Biography - Diane Gougeon
Diane Gougeon lives and works in her native city of Montreal. Her art installations and interventions tap into site and object to question the impact of technology and communications on our lives, as well as their effects on human beings.
Over the years, she has done interventions in both public and private spaces. In addition to the usual exhibit sites, her work has invested the space of abandoned gardens and public and government buildings. With À demi-mot in 1997 and Circulaire in 2005, she even entered the city space, using vehicles such as taxis, delivery trucks and private cars as support.
She has exhibited in Quebec, Canada and France, and created five public commissions.

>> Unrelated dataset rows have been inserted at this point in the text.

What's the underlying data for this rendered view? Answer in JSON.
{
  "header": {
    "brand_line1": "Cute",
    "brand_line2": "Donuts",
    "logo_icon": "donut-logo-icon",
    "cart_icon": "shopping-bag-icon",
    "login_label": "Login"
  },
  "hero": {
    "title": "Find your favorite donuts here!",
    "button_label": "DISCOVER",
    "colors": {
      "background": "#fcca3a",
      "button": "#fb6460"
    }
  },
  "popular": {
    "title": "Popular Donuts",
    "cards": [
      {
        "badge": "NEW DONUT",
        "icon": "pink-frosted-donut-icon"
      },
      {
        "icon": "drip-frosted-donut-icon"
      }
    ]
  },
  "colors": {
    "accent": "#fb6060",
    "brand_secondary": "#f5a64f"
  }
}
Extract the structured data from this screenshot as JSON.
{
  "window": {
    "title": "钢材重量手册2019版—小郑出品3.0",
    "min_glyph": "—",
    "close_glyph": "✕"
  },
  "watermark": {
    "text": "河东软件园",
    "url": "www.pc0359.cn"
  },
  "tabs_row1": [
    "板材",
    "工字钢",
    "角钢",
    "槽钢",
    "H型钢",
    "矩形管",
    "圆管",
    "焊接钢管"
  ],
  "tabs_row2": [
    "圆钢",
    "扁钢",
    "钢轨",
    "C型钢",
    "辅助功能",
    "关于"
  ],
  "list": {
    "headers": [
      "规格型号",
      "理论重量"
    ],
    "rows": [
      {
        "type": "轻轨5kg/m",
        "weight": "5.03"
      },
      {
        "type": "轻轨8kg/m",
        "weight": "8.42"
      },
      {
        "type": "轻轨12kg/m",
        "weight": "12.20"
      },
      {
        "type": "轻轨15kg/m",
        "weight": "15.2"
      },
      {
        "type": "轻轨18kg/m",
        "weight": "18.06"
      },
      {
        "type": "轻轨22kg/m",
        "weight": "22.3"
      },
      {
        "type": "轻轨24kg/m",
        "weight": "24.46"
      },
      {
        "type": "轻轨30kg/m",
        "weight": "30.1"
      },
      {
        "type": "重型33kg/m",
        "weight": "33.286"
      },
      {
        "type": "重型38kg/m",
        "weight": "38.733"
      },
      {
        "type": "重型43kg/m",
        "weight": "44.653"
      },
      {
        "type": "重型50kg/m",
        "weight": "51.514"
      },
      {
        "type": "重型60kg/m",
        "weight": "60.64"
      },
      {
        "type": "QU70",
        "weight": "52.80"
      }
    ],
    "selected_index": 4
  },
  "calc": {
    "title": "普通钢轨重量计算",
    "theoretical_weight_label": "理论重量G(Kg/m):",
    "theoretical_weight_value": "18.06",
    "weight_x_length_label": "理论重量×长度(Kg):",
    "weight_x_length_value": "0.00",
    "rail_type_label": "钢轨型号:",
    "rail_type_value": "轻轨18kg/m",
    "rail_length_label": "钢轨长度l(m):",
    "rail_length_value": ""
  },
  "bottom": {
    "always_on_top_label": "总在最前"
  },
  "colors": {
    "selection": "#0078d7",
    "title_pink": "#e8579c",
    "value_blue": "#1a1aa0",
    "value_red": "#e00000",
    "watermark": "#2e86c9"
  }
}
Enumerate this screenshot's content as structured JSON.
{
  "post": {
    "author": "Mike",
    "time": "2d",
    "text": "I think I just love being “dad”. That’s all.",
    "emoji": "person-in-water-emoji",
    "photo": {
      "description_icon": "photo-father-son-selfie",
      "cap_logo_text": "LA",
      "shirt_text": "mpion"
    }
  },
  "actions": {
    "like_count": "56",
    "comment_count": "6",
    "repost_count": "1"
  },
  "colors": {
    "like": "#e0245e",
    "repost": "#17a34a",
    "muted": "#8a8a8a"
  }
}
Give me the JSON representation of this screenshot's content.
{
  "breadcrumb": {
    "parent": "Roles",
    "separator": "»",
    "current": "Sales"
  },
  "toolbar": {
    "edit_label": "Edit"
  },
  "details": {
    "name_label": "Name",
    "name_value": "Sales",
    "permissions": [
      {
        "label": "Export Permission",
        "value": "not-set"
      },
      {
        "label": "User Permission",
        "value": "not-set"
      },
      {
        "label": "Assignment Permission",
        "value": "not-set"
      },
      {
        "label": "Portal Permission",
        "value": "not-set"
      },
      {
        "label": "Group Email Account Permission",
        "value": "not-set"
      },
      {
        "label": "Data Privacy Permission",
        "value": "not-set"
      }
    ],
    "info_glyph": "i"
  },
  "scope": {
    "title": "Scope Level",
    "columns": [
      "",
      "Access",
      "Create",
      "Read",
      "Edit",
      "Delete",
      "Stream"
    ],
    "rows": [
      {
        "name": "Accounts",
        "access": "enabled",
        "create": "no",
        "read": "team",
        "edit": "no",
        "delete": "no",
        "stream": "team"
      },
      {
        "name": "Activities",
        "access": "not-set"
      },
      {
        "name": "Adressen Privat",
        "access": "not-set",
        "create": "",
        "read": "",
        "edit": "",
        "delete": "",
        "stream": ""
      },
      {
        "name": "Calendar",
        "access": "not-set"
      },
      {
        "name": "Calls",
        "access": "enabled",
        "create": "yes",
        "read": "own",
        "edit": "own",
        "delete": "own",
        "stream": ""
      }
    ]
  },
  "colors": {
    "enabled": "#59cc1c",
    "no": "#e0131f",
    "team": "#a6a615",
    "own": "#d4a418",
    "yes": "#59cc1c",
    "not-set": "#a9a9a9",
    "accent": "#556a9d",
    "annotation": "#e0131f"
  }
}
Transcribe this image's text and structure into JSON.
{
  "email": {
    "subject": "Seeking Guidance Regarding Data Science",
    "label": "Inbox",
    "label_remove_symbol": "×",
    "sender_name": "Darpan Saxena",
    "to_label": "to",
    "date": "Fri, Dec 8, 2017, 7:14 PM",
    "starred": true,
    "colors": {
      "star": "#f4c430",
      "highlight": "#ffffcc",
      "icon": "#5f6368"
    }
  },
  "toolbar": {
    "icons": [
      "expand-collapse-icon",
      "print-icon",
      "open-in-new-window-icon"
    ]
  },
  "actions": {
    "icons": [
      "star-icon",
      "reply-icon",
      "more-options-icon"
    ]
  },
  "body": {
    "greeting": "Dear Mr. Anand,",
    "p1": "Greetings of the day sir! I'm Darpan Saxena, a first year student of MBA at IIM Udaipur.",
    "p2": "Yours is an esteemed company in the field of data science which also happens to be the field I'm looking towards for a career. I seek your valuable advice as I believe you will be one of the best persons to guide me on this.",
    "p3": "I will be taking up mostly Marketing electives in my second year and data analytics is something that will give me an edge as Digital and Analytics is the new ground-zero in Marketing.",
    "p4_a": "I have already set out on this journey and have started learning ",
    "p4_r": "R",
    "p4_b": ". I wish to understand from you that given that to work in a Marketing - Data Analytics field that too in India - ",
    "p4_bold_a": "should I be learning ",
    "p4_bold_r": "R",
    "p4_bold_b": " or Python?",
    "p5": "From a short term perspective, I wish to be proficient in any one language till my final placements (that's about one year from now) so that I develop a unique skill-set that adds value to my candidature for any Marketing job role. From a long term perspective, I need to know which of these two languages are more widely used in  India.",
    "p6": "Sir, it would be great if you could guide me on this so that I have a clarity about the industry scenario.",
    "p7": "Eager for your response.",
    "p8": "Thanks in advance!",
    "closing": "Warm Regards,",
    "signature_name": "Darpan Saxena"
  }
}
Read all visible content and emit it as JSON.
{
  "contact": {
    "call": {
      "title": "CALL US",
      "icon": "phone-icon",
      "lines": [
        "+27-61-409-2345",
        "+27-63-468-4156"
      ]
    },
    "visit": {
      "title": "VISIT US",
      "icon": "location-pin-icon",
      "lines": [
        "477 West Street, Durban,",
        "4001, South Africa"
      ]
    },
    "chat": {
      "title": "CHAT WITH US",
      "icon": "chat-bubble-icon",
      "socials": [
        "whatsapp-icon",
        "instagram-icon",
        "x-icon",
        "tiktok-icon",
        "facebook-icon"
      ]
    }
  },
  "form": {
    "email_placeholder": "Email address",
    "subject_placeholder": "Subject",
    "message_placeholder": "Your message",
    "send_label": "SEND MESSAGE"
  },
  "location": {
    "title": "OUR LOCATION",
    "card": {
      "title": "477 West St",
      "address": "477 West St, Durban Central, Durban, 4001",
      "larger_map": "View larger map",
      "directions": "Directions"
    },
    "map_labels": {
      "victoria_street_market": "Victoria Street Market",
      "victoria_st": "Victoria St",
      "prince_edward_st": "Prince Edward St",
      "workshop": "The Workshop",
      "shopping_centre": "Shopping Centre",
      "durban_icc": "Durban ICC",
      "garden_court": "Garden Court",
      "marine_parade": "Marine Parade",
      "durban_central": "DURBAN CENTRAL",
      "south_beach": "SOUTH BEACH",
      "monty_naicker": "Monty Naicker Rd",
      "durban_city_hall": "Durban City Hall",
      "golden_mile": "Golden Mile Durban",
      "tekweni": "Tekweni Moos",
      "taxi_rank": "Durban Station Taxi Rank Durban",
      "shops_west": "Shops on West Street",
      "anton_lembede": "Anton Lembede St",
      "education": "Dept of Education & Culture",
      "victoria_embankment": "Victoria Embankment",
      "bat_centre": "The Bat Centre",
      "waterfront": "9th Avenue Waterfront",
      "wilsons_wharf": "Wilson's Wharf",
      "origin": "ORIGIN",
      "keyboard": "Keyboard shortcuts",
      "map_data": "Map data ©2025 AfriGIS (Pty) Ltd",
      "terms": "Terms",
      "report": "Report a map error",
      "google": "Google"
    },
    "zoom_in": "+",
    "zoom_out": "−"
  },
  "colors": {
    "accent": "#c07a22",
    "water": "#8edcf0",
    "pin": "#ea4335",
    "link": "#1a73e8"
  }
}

From time to time, she also curates exhibits: Montréal tout-terrain (1984), Le bénéfice du doute (1992 and 1994), a collaboration between Optica in Montréal and the Centre St-Vincent de Herblay in France, and finally, Sur l’expérience de la ville (1997), another Optica production that was a finalist for the Conseil des arts de Montréal’s grand prize in 1997.
A bilingual publication on her work has been published in 2009. Directed by art historian Marie Fraser, the book traces and puts into perspective the works that Diane Gougeon has created for the last 15 years, since she presented her installation Reach out and touch someone (1994-1995) in Paris and Montreal.